私は基本的には自由人で、通勤時間や交通費は無駄だと考えています。スタッフ6名で運営していますが、みんなそれぞれが責任を持って動いていますので、常時事務所にいるわけじゃない。もちろん、私も。そうなると、事務所自体も無駄なわけです。他に無駄なことといえば、毎日たばこを喫煙所に行く人がいて、1回に10分社に戻らなかったとすると、たばこの本数にもよりますが、下手したら2時間ものロスになる。生産性が上がるはずないですね。
組織にも無駄があります。みんなが働く人材になれば、売り上げは上がるはず。でも働かない人がいるのは、仕事を認めてもらえないなどの不満要素があるからです。その場合、例えば評価システムを構築するなど、働かない人を働く人にどう変えていくかが大切。そういう点も含めて、売り上げが上がる組織づくりは重要。そのことを、多くの方に伝えていきたいと思っています」
氏名 | 草原 祥子(そうばる しょうこ) |
会社名・団体名 | 株式会社オフィスナチュラルズ |
所在地 |
〒810-0042 福岡市中央区赤坂2-1-33-406 |
関連ホームページ | http://www.office-naturals.com |
インタビューを終えて
「草原 祥子」考
株式会社else if 高森 啓二
強烈なキャラクターの持ち主だ。自分をしっかり持ち、相手をよく観察し、必要なこと、必要でないことを見抜く力を持っている。冷静だし、客観的に判断できる能力も。子どもの頃の話を聞くと、なるほど、それらの要素は持って生まれたものなのだと確信した。神は二物を与える場合もあるのだ。

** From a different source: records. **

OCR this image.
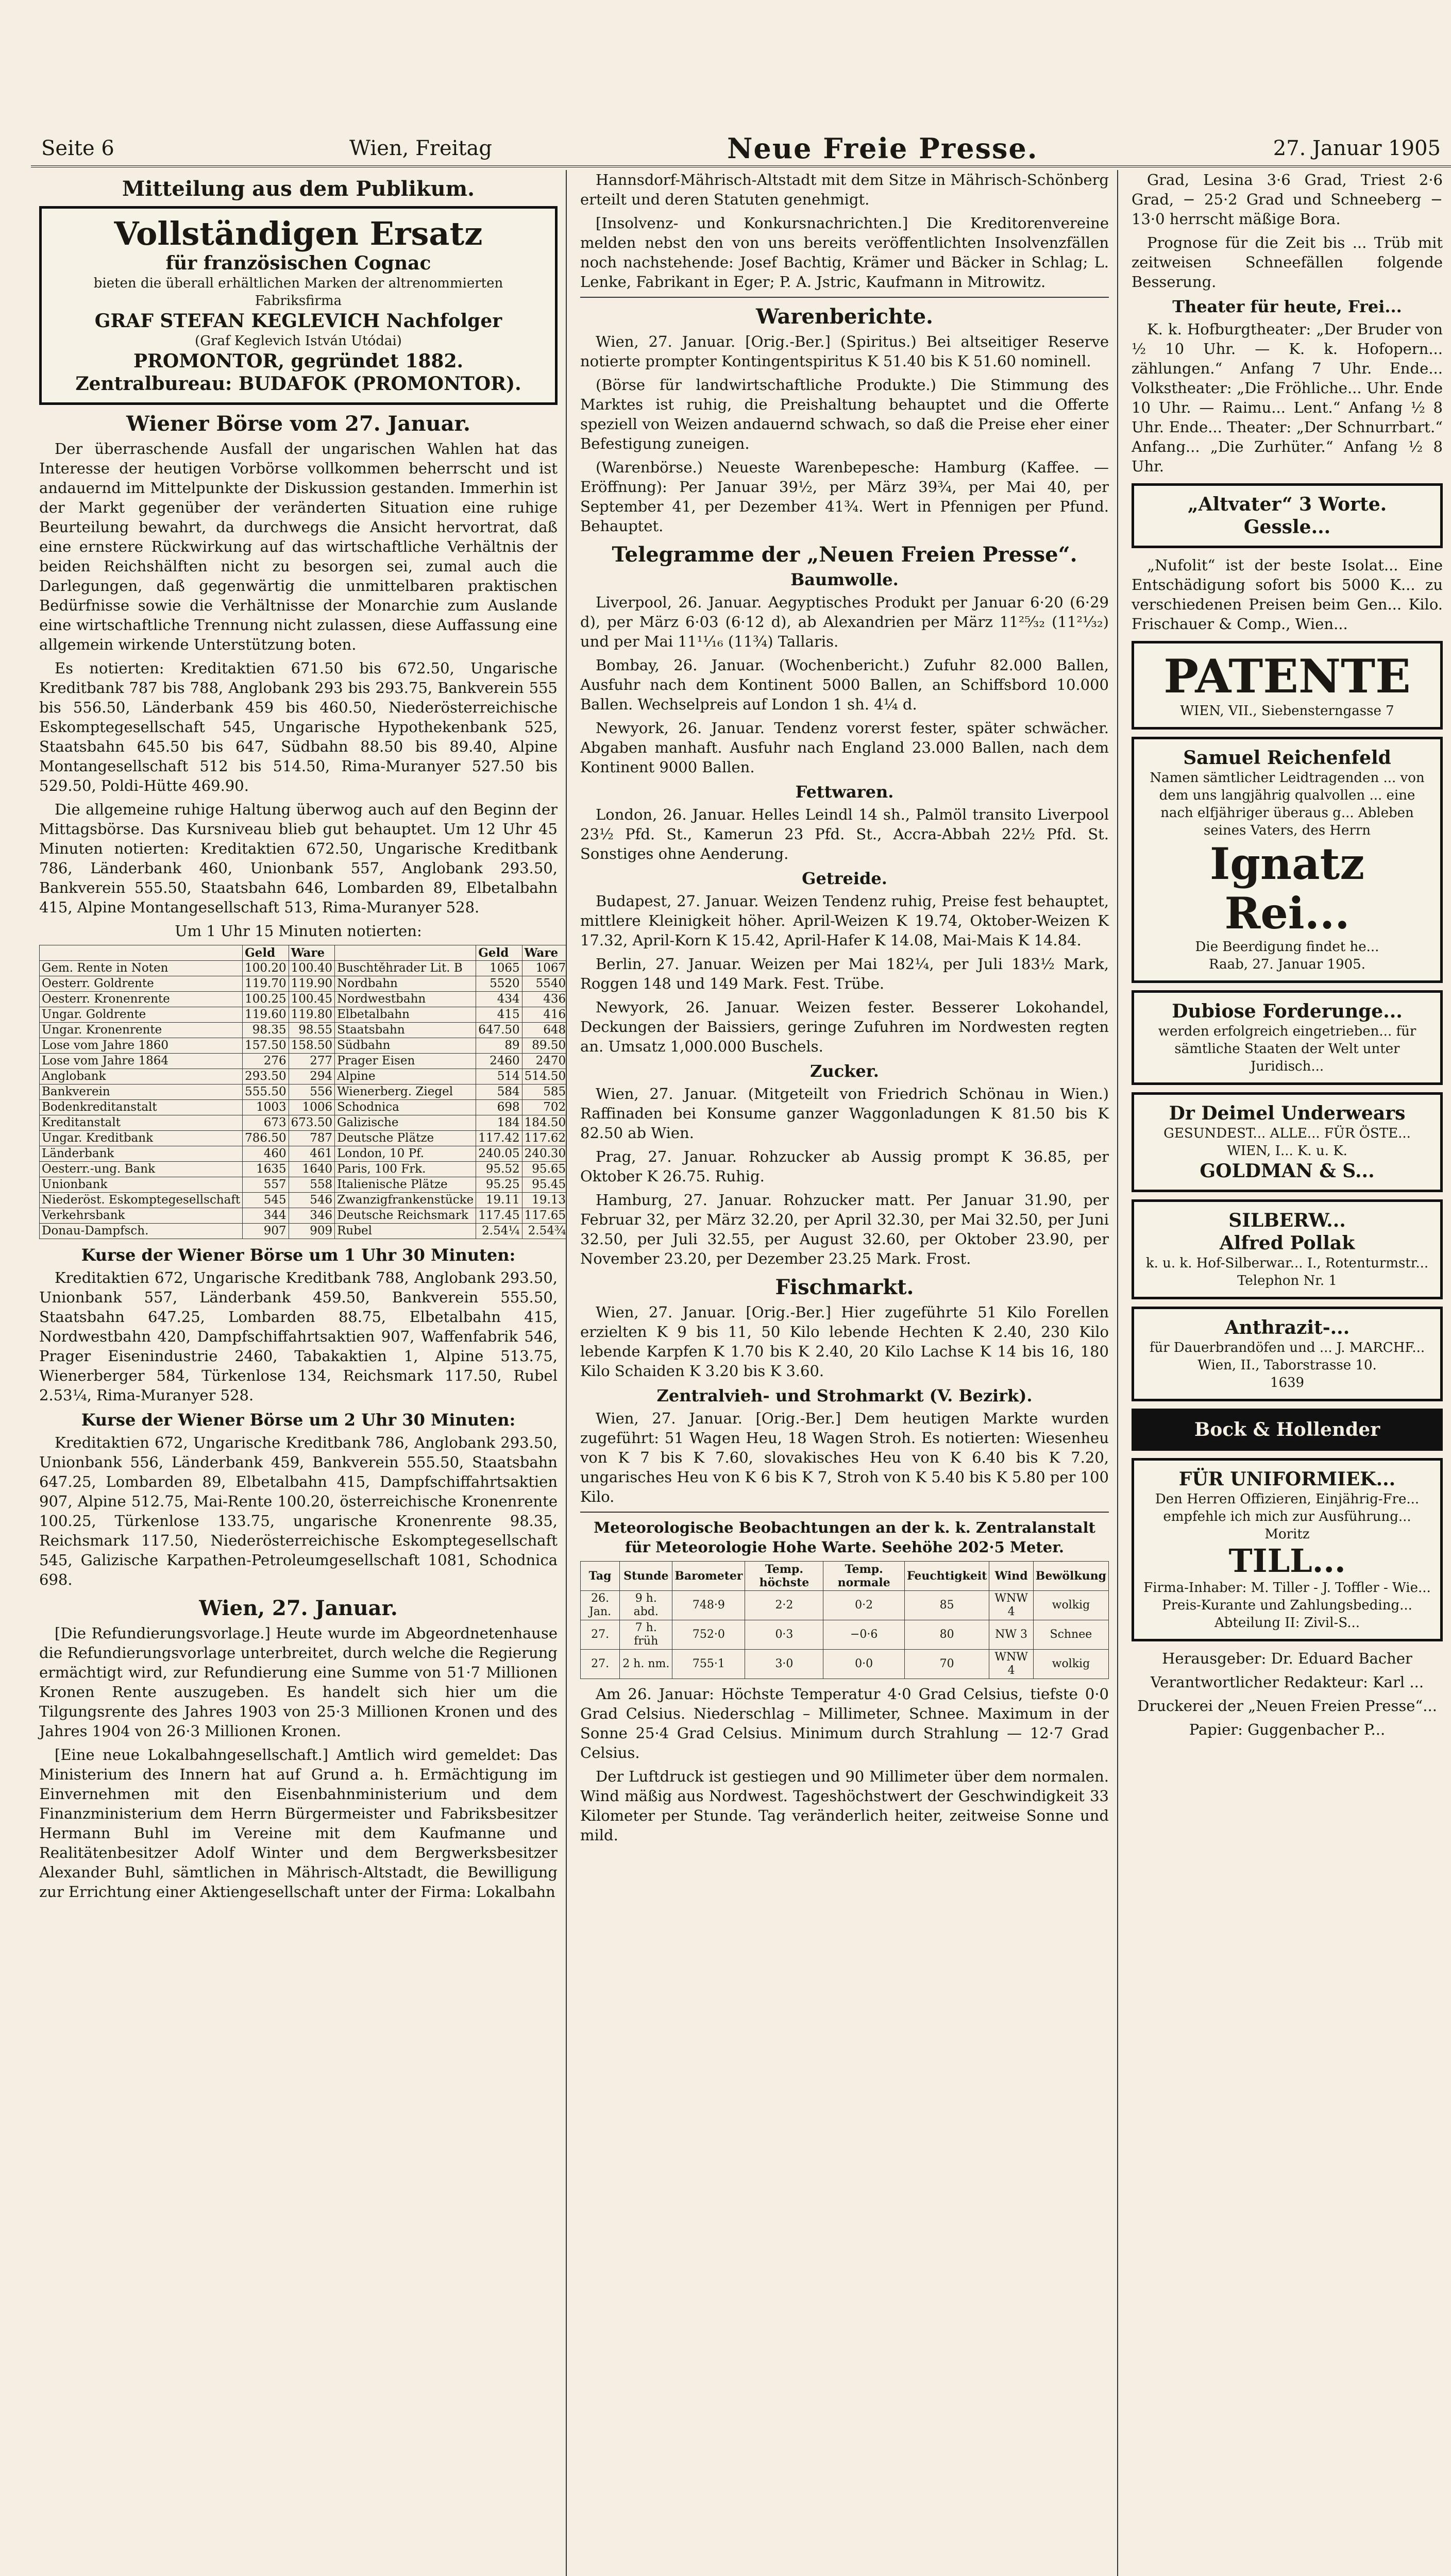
Seite 6	Wien, Freitag	Neue Freie Presse.	27. Januar 1905
Mitteilung aus dem Publikum.
Vollständigen Ersatz
für französischen Cognac
bieten die überall erhältlichen Marken der altrenommierten Fabriksfirma
GRAF STEFAN KEGLEVICH Nachfolger
(Graf Keglevich István Utódai)
PROMONTOR, gegründet 1882.
Zentralbureau: BUDAFOK (PROMONTOR).
Wiener Börse vom 27. Januar.

Der überraschende Ausfall der ungarischen Wahlen hat das Interesse der heutigen Vorbörse vollkommen beherrscht und ist andauernd im Mittelpunkte der Diskussion gestanden. Immerhin ist der Markt gegenüber der veränderten Situation eine ruhige Beurteilung bewahrt, da durchwegs die Ansicht hervortrat, daß eine ernstere Rückwirkung auf das wirtschaftliche Verhältnis der beiden Reichshälften nicht zu besorgen sei, zumal auch die Darlegungen, daß gegenwärtig die unmittelbaren praktischen Bedürfnisse sowie die Verhältnisse der Monarchie zum Auslande eine wirtschaftliche Trennung nicht zulassen, diese Auffassung eine allgemein wirkende Unterstützung boten.

Es notierten: Kreditaktien 671.50 bis 672.50, Ungarische Kreditbank 787 bis 788, Anglobank 293 bis 293.75, Bankverein 555 bis 556.50, Länderbank 459 bis 460.50, Niederösterreichische Eskomptegesellschaft 545, Ungarische Hypothekenbank 525, Staatsbahn 645.50 bis 647, Südbahn 88.50 bis 89.40, Alpine Montangesellschaft 512 bis 514.50, Rima-Muranyer 527.50 bis 529.50, Poldi-Hütte 469.90.

Die allgemeine ruhige Haltung überwog auch auf den Beginn der Mittagsbörse. Das Kursniveau blieb gut behauptet. Um 12 Uhr 45 Minuten notierten: Kreditaktien 672.50, Ungarische Kreditbank 786, Länderbank 460, Unionbank 557, Anglobank 293.50, Bankverein 555.50, Staatsbahn 646, Lombarden 89, Elbetalbahn 415, Alpine Montangesellschaft 513, Rima-Muranyer 528.

Um 1 Uhr 15 Minuten notierten:

	Geld	Ware		Geld	Ware
Gem. Rente in Noten	100.20	100.40	Buschtěhrader Lit. B	1065	1067
Oesterr. Goldrente	119.70	119.90	Nordbahn	5520	5540
Oesterr. Kronenrente	100.25	100.45	Nordwestbahn	434	436
Ungar. Goldrente	119.60	119.80	Elbetalbahn	415	416
Ungar. Kronenrente	98.35	98.55	Staatsbahn	647.50	648
Lose vom Jahre 1860	157.50	158.50	Südbahn	89	89.50
Lose vom Jahre 1864	276	277	Prager Eisen	2460	2470
Anglobank	293.50	294	Alpine	514	514.50
Bankverein	555.50	556	Wienerberg. Ziegel	584	585
Bodenkreditanstalt	1003	1006	Schodnica	698	702
Kreditanstalt	673	673.50	Galizische	184	184.50
Ungar. Kreditbank	786.50	787	Deutsche Plätze	117.42	117.62
Länderbank	460	461	London, 10 Pf.	240.05	240.30
Oesterr.-ung. Bank	1635	1640	Paris, 100 Frk.	95.52	95.65
Unionbank	557	558	Italienische Plätze	95.25	95.45
Niederöst. Eskomptegesellschaft	545	546	Zwanzigfrankenstücke	19.11	19.13
Verkehrsbank	344	346	Deutsche Reichsmark	117.45	117.65
Donau-Dampfsch.	907	909	Rubel	2.54¼	2.54¾
Kurse der Wiener Börse um 1 Uhr 30 Minuten:

Kreditaktien 672, Ungarische Kreditbank 788, Anglobank 293.50, Unionbank 557, Länderbank 459.50, Bankverein 555.50, Staatsbahn 647.25, Lombarden 88.75, Elbetalbahn 415, Nordwestbahn 420, Dampfschiffahrtsaktien 907, Waffenfabrik 546, Prager Eisenindustrie 2460, Tabakaktien 1, Alpine 513.75, Wienerberger 584, Türkenlose 134, Reichsmark 117.50, Rubel 2.53¼, Rima-Muranyer 528.

Kurse der Wiener Börse um 2 Uhr 30 Minuten:

Kreditaktien 672, Ungarische Kreditbank 786, Anglobank 293.50, Unionbank 556, Länderbank 459, Bankverein 555.50, Staatsbahn 647.25, Lombarden 89, Elbetalbahn 415, Dampfschiffahrtsaktien 907, Alpine 512.75, Mai-Rente 100.20, österreichische Kronenrente 100.25, Türkenlose 133.75, ungarische Kronenrente 98.35, Reichsmark 117.50, Niederösterreichische Eskomptegesellschaft 545, Galizische Karpathen-Petroleumgesellschaft 1081, Schodnica 698.

Wien, 27. Januar.

[Die Refundierungsvorlage.] Heute wurde im Abgeordnetenhause die Refundierungsvorlage unterbreitet, durch welche die Regierung ermächtigt wird, zur Refundierung eine Summe von 51·7 Millionen Kronen Rente auszugeben. Es handelt sich hier um die Tilgungsrente des Jahres 1903 von 25·3 Millionen Kronen und des Jahres 1904 von 26·3 Millionen Kronen.

[Eine neue Lokalbahngesellschaft.] Amtlich wird gemeldet: Das Ministerium des Innern hat auf Grund a. h. Ermächtigung im Einvernehmen mit den Eisenbahnministerium und dem Finanzministerium dem Herrn Bürgermeister und Fabriksbesitzer Hermann Buhl im Vereine mit dem Kaufmanne und Realitätenbesitzer Adolf Winter und dem Bergwerksbesitzer Alexander Buhl, sämtlichen in Mährisch-Altstadt, die Bewilligung zur Errichtung einer Aktiengesellschaft unter der Firma: Lokalbahn

Hannsdorf-Mährisch-Altstadt mit dem Sitze in Mährisch-Schönberg erteilt und deren Statuten genehmigt.

[Insolvenz- und Konkursnachrichten.] Die Kreditorenvereine melden nebst den von uns bereits veröffentlichten Insolvenzfällen noch nachstehende: Josef Bachtig, Krämer und Bäcker in Schlag; L. Lenke, Fabrikant in Eger; P. A. Jstric, Kaufmann in Mitrowitz.

Warenberichte.

Wien, 27. Januar. [Orig.-Ber.] (Spiritus.) Bei altseitiger Reserve notierte prompter Kontingentspiritus K 51.40 bis K 51.60 nominell.

(Börse für landwirtschaftliche Produkte.) Die Stimmung des Marktes ist ruhig, die Preishaltung behauptet und die Offerte speziell von Weizen andauernd schwach, so daß die Preise eher einer Befestigung zuneigen.

(Warenbörse.) Neueste Warenbepesche: Hamburg (Kaffee. — Eröffnung): Per Januar 39½, per März 39¾, per Mai 40, per September 41, per Dezember 41¾. Wert in Pfennigen per Pfund. Behauptet.

Telegramme der „Neuen Freien Presse“.
Baumwolle.

Liverpool, 26. Januar. Aegyptisches Produkt per Januar 6·20 (6·29 d), per März 6·03 (6·12 d), ab Alexandrien per März 11²⁵⁄₃₂ (11²¹⁄₃₂) und per Mai 11¹¹⁄₁₆ (11¾) Tallaris.

Bombay, 26. Januar. (Wochenbericht.) Zufuhr 82.000 Ballen, Ausfuhr nach dem Kontinent 5000 Ballen, an Schiffsbord 10.000 Ballen. Wechselpreis auf London 1 sh. 4¼ d.

Newyork, 26. Januar. Tendenz vorerst fester, später schwächer. Abgaben manhaft. Ausfuhr nach England 23.000 Ballen, nach dem Kontinent 9000 Ballen.

Fettwaren.

London, 26. Januar. Helles Leindl 14 sh., Palmöl transito Liverpool 23½ Pfd. St., Kamerun 23 Pfd. St., Accra-Abbah 22½ Pfd. St. Sonstiges ohne Aenderung.

Getreide.

Budapest, 27. Januar. Weizen Tendenz ruhig, Preise fest behauptet, mittlere Kleinigkeit höher. April-Weizen K 19.74, Oktober-Weizen K 17.32, April-Korn K 15.42, April-Hafer K 14.08, Mai-Mais K 14.84.

Berlin, 27. Januar. Weizen per Mai 182¼, per Juli 183½ Mark, Roggen 148 und 149 Mark. Fest. Trübe.

Newyork, 26. Januar. Weizen fester. Besserer Lokohandel, Deckungen der Baissiers, geringe Zufuhren im Nordwesten regten an. Umsatz 1,000.000 Buschels.

Zucker.

Wien, 27. Januar. (Mitgeteilt von Friedrich Schönau in Wien.) Raffinaden bei Konsume ganzer Waggonladungen K 81.50 bis K 82.50 ab Wien.

Prag, 27. Januar. Rohzucker ab Aussig prompt K 36.85, per Oktober K 26.75. Ruhig.

Hamburg, 27. Januar. Rohzucker matt. Per Januar 31.90, per Februar 32, per März 32.20, per April 32.30, per Mai 32.50, per Juni 32.50, per Juli 32.55, per August 32.60, per Oktober 23.90, per November 23.20, per Dezember 23.25 Mark. Frost.

Fischmarkt.

Wien, 27. Januar. [Orig.-Ber.] Hier zugeführte 51 Kilo Forellen erzielten K 9 bis 11, 50 Kilo lebende Hechten K 2.40, 230 Kilo lebende Karpfen K 1.70 bis K 2.40, 20 Kilo Lachse K 14 bis 16, 180 Kilo Schaiden K 3.20 bis K 3.60.

Zentralvieh- und Strohmarkt (V. Bezirk).

Wien, 27. Januar. [Orig.-Ber.] Dem heutigen Markte wurden zugeführt: 51 Wagen Heu, 18 Wagen Stroh. Es notierten: Wiesenheu von K 7 bis K 7.60, slovakisches Heu von K 6.40 bis K 7.20, ungarisches Heu von K 6 bis K 7, Stroh von K 5.40 bis K 5.80 per 100 Kilo.

Meteorologische Beobachtungen an der k. k. Zentralanstalt für Meteorologie Hohe Warte. Seehöhe 202·5 Meter.

Tag	Stunde	Barometer	Temp. höchste	Temp. normale	Feuchtigkeit	Wind	Bewölkung
26. Jan.	9 h. abd.	748·9	2·2	0·2	85	WNW 4	wolkig
27.	7 h. früh	752·0	0·3	−0·6	80	NW 3	Schnee
27.	2 h. nm.	755·1	3·0	0·0	70	WNW 4	wolkig

Am 26. Januar: Höchste Temperatur 4·0 Grad Celsius, tiefste 0·0 Grad Celsius. Niederschlag – Millimeter, Schnee. Maximum in der Sonne 25·4 Grad Celsius. Minimum durch Strahlung — 12·7 Grad Celsius.

Der Luftdruck ist gestiegen und 90 Millimeter über dem normalen. Wind mäßig aus Nordwest. Tageshöchstwert der Geschwindigkeit 33 Kilometer per Stunde. Tag veränderlich heiter, zeitweise Sonne und mild.

Grad, Lesina 3·6 Grad, Triest 2·6 Grad, − 25·2 Grad und Schneeberg − 13·0 herrscht mäßige Bora.

Prognose für die Zeit bis ... Trüb mit zeitweisen Schneefällen folgende Besserung.

Theater für heute, Frei...

K. k. Hofburgtheater: „Der Bruder von ½ 10 Uhr. — K. k. Hofopern... zählungen.“ Anfang 7 Uhr. Ende... Volkstheater: „Die Fröhliche... Uhr. Ende 10 Uhr. — Raimu... Lent.“ Anfang ½ 8 Uhr. Ende... Theater: „Der Schnurrbart.“ Anfang... „Die Zurhüter.“ Anfang ½ 8 Uhr.

„Altvater“ 3 Worte. Gessle...

„Nufolit“ ist der beste Isolat... Eine Entschädigung sofort bis 5000 K... zu verschiedenen Preisen beim Gen... Kilo. Frischauer & Comp., Wien...

PATENTE
WIEN, VII., Siebensterngasse 7
Samuel Reichenfeld
Namen sämtlicher Leidtragenden ... von dem uns langjährig qualvollen ... eine nach elfjähriger überaus g... Ableben seines Vaters, des Herrn
Ignatz Rei...
Die Beerdigung findet he...
Raab, 27. Januar 1905.
Dubiose Forderunge...
werden erfolgreich eingetrieben... für sämtliche Staaten der Welt unter Juridisch...
Dr Deimel Underwears
GESUNDEST... ALLE... FÜR ÖSTE... WIEN, I... K. u. K.
GOLDMAN & S...
SILBERW...
Alfred Pollak
k. u. k. Hof-Silberwar... I., Rotenturmstr... Telephon Nr. 1
Anthrazit-...
für Dauerbrandöfen und ... J. MARCHF... Wien, II., Taborstrasse 10.
1639
Bock & Hollender
FÜR UNIFORMIEK...
Den Herren Offizieren, Einjährig-Fre... empfehle ich mich zur Ausführung...
Moritz
TILL...
Firma-Inhaber: M. Tiller - J. Toffler - Wie... Preis-Kurante und Zahlungsbeding... Abteilung II: Zivil-S...

Herausgeber: Dr. Eduard Bacher

Verantwortlicher Redakteur: Karl ...

Druckerei der „Neuen Freien Presse“...

Papier: Guggenbacher P...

こんな話も聞いた。旅行会社に採用され、上司に、どうして私を採用したのかを聞いたら、「面接でパンツが見えたから」と言われたとか。時代はワンレンボディコンのバブル期。ミニのスカートで面接会場に座ったから、そんなこともあったかもしれないが、CAに憧れ、CAの厳しさを知り、自分は何を目指すべきなのか、実は迷っていたのではないだろうか。本人は、その弱さをおくびにも見せないけど。
女手一つで育てた子どもたちも成長し、娘はジャカルタに住んでいる。母は母で、これからの自分と子どもの人生のため、再婚を選択したとか。環境の変化、家族の成長、時間の経過とともに、周辺の景色も変わっていく。その中で草原さんは、これからどんな面白いことを仕掛けてきてくれるだろうか。草原さんのプログラムによって進化する企業が続々と現れてくると、福岡の働き方も変わるかもしれない。